For best availability you could dedicate a small PC as a vm host and put HA in it. The supervisor can give you warnings, etc based on states of the HA vm.

@sparkydave I had not checked those but did based on your suggestion. Unfortunately home-assistant.log.1 covers the time starting about 10min after the reboot to 17:40. Then the home-assistant.log covers the time 17:42:36 to current. There is no gap in sensor data making me think home assistant didn’t reboot but the log file for some reason did start over. I did at least learn that these are there so thanks!

Thanks @odwide and @aruffell I was hoping for an easy local software-based solution but do understand if you are running it on the same hardware as HA then there is a failure mode I can’t catch. I guess I’ll bite the bullet and figure out how to run a dedicated watchdog. If only running a watchdog could I use a pi zero as a short-term solution? Eventually, I will get a home lab set up and run docker but I don’t want to spend the time doing that right now. If pi zero is not recommended do you have another small low-power PC I could use?

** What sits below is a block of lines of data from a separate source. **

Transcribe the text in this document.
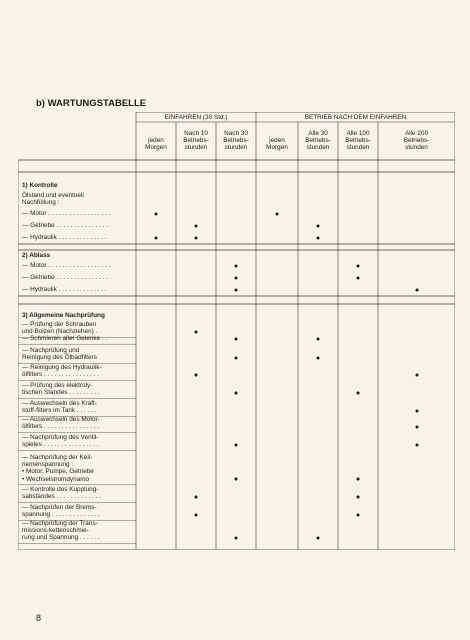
b) WARTUNGSTABELLE
EINFAHREN (30 Std.)	BETRIEB NACH DEM EINFAHREN
jeden
Morgen
Nach 10
Betriebs-
stunden
Nach 30
Betriebs-
stunden
jeden
Morgen
Alle 30
Betriebs-
stunden
Alle 100
Betriebs-
stunden
Alle 200
Betriebs-
stunden
1) Kontrolle
Ölstand und eventuell
Nachfüllung :
— Motor . . . . . . . . . . . . . . . . . .
— Getriebe . . . . . . . . . . . . . . .
— Hydraulik . . . . . . . . . . . . . .
2) Ablass
— Motor . . . . . . . . . . . . . . . . . .
— Getriebe . . . . . . . . . . . . . . .
— Hydraulik . . . . . . . . . . . . . .
3) Allgemeine Nachprüfung
— Prüfung der Schrauben
und Bolzen (Nachziehen) .
— Schmieren aller Gelenke . .
— Nachprüfung und
Reinigung des Ölbadfilters
— Reinigung des Hydraulik-
ölfilters . . . . . . . . . . . . . . . .
— Prüfung des elektroly-
tischen Standes . . . . . . . . .
— Auswechseln des Kraft-
stoff-filters im Tank . . . . . .
— Auswechseln des Motor-
ölfilters . . . . . . . . . . . . . . . .
— Nachprüfung des Ventil-
spieles . . . . . . . . . . . . . . . .
— Nachprüfung der Keil-
riemenspannung :
• Motor, Pumpe, Getriebe
• Wechselstromdynamo
— Kontrolle des Kupplung-
sabstandes . . . . . . . . . . . . .
— Nachprüfen der Brems-
spannung . . . . . . . . . . . . . .
— Nachprüfung der Trans-
missions-kettenschmie-
rung und Spannung . . . . . .
8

Might it be possible, that it wasn’t HA that crashed? I’m asking because you’re mentioning Aqara Sensors. Those that I have are all paired via Zigbee2MQTT. So in my case either the MQTT Broker or Zigbee2MQTT could malfunction, while HA still keeps operating.
So in case you use both of these as Add-Ons and have automatic updates enabled, one of those might got stuck during the update process. I recently had NodeRED stuck in the updating state for about an hour. As I only use it for a single, unimportant task, I just waited until it completed. But since I have seen that, I have disabled automatic updates for all Add-Ons to ensure this won’t happen while I’m away.

Sure!